On the subject of Grandpa . . . it is strange what unexpected things will appear to remind you of the past.

Earlier last week Grandma was digging through her old collection of Christmas cards, thinking that since she had collected so many unused cards over the years she ought to use them. Then, there in the midst of her cards, she found a small plain white envelope addressed in the familiar tight handwriting of Grandpa, to my uncle Kevin.

The card was old, at least more than 16 years old. It had never been sent. There wasn’t even a stamp. Inside the envelope was a small simple card. On the front was the pastoral painting of a red barn in winter. Inside Grandpa had written:

Dear Kevin -

Cards never seem to have the precise words to express what a person really thinks or feels on a Holiday season such as Christmas Time. So, [below were the printed words of the card:]

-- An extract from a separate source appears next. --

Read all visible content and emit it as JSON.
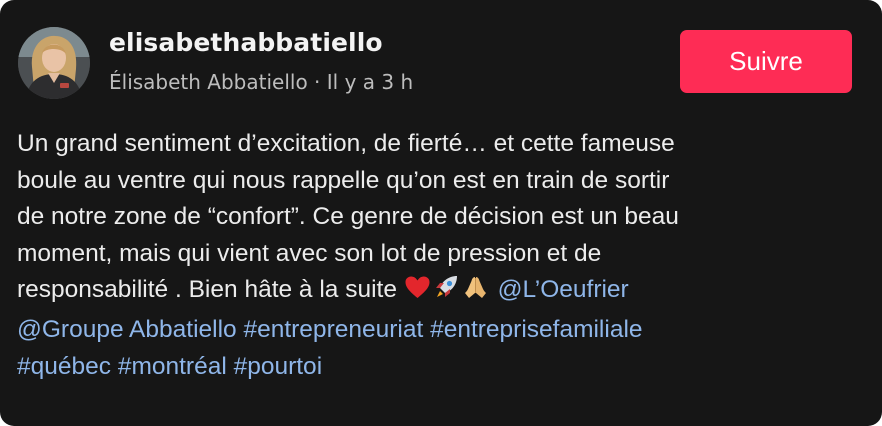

Wishing you a beautiful world
Through all the seasons of the year
Happy Holidays

[then he concluded in his own writing:]

With much love and unbounded hope for the future
Mom and Pop

I was astounded to see the card. Not because I didn’t know Grandpa felt such sentiments toward his children–for I know he did–but that he actually ever wrote such a thing in a Christmas card. Grandpa didn’t share those feelings–he kept them hidden away in his heart where it only came out in little glimpses if you were paying attention. And perhaps that was why I saw the card today . . . perhaps in the end he was embarrassed by what he had expressed and put the card away so nobody saw it, until today. Which is too bad, because I know Kevin would have understood, and appreciated, the quiet sentiment behind those words.

And he still will, because Grandma is going to give him that card this Christmas. It’s a little weird getting a card from a dead man, but still fitting. Our past deeds speak about us, even from beyond the grave.